Beth and I were married in a Catholic church in Missoula, and I bought twenty acres off of Mr. Riordan by the base of that blue canyon that cuts back through the mountain into the climbing pines beyond. Twenty acres isn’t much in Montana, but it’s mine, and it has a small stream and apple trees on it, and at night the deer come down to feed in the grass under an ivory moon. Two of the musicians from the band helped me build a split-log house on it, with a huge stone fireplace and a chimney and a front porch that looks out toward the river, the line of cottonwoods along the banks, and the infinite roll of the mountains beyond the fields.

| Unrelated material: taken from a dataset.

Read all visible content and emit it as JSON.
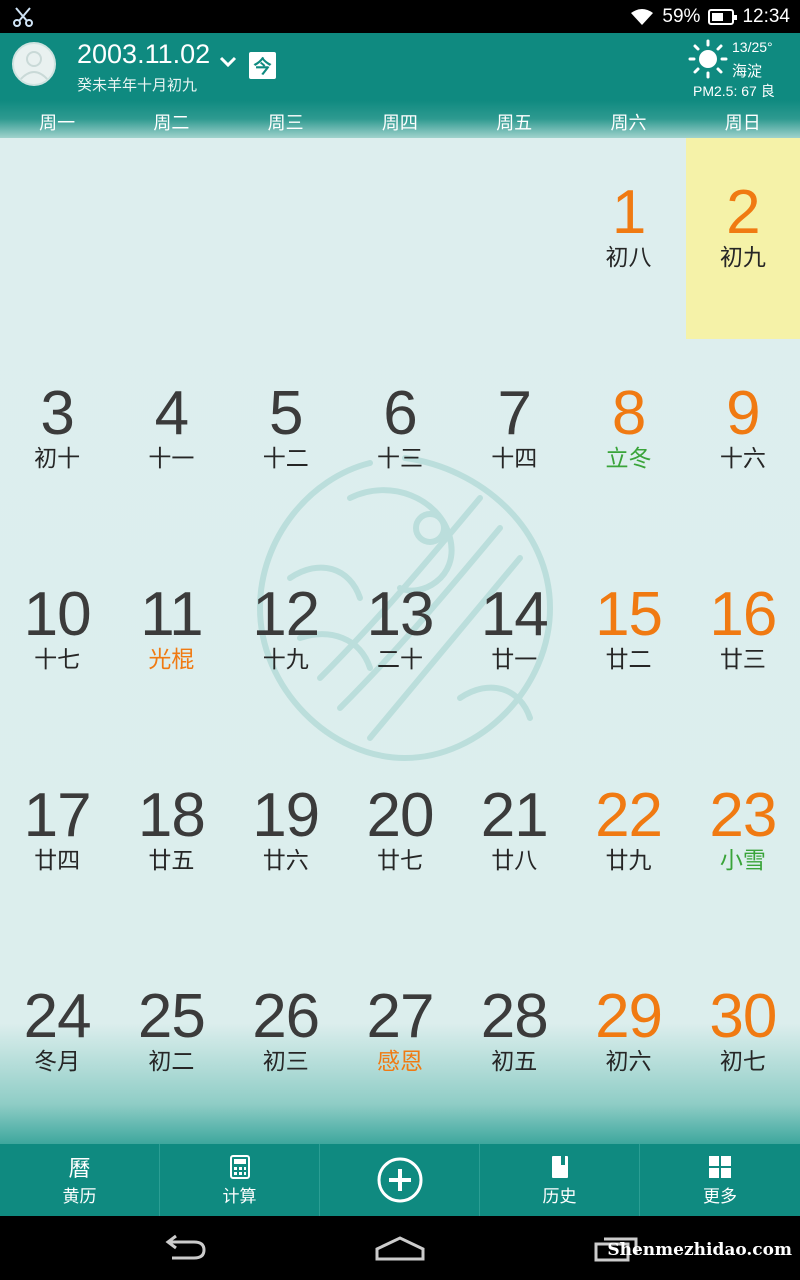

I finished my song. I didn’t get everything into it that I had wanted; but maybe you never do, just like the time my cousin Andre and I tried to raise in our young vanity that dead Indian’s canoe from the silt bottom of the swamp. But I got most of it — the bottle trees during the depression, the smoky green of the Gulf at sunset, the Southern Pacific blowing down the line at night toward Mobile. My parole officer gave me interstate travel privileges, and I drove up to Vancouver with Beth and our bass man and recorded it. It wasn’t a big record. It was released only on the West Coast, but it played on the radio and on jukeboxes for a month, and two weeks after I thought it had been melted into slag, a recording studio in Nashville called and asked me to send a tape of anything else I had written.

It’s May now, and the runoff from the snowpack on the mountain behind my house has filled the creek bed in the canyon with a torrent of white water that bursts over the boulders in a rainbow’s spray, lighting the pine and fir trees along the bank with a dripping sheen, and then flattens out at the base of the mountain and runs in a brown course through the pasture toward the river. The grass is tall and humming with insects where the water has flowed out into the field, and occasionally I can see the sun flash on the red beaks of mudhens in the reeds. The river is high and yellow, the sandbars and gravel islands have disappeared under the churning surface, and the bottoms of the cottonwoods cut long, trembling V’s in the current. I can feel the spring catching harder each day, and the irrigated fields across the river are a wet, sunlit green against the far mountains and the patches of snow still melting among the pines on the crest.

In the early evening it turns suddenly cool, you can smell wood smoke in the air, and mauve shadows fall across the valley floor as the sun strikes its final spark against the ridge. From my front porch, I can see Buddy’s cabin faintly in the gathering dusk. Even after it has dissolved into the darkness and black trees and the laughter of his sons playing in the yard, I can still see it in my mind’s eye, lighted, the wood stove lined with fire, and sometimes in that moment I’m caught forever in the sound of a blues piano and the beating of my own heart.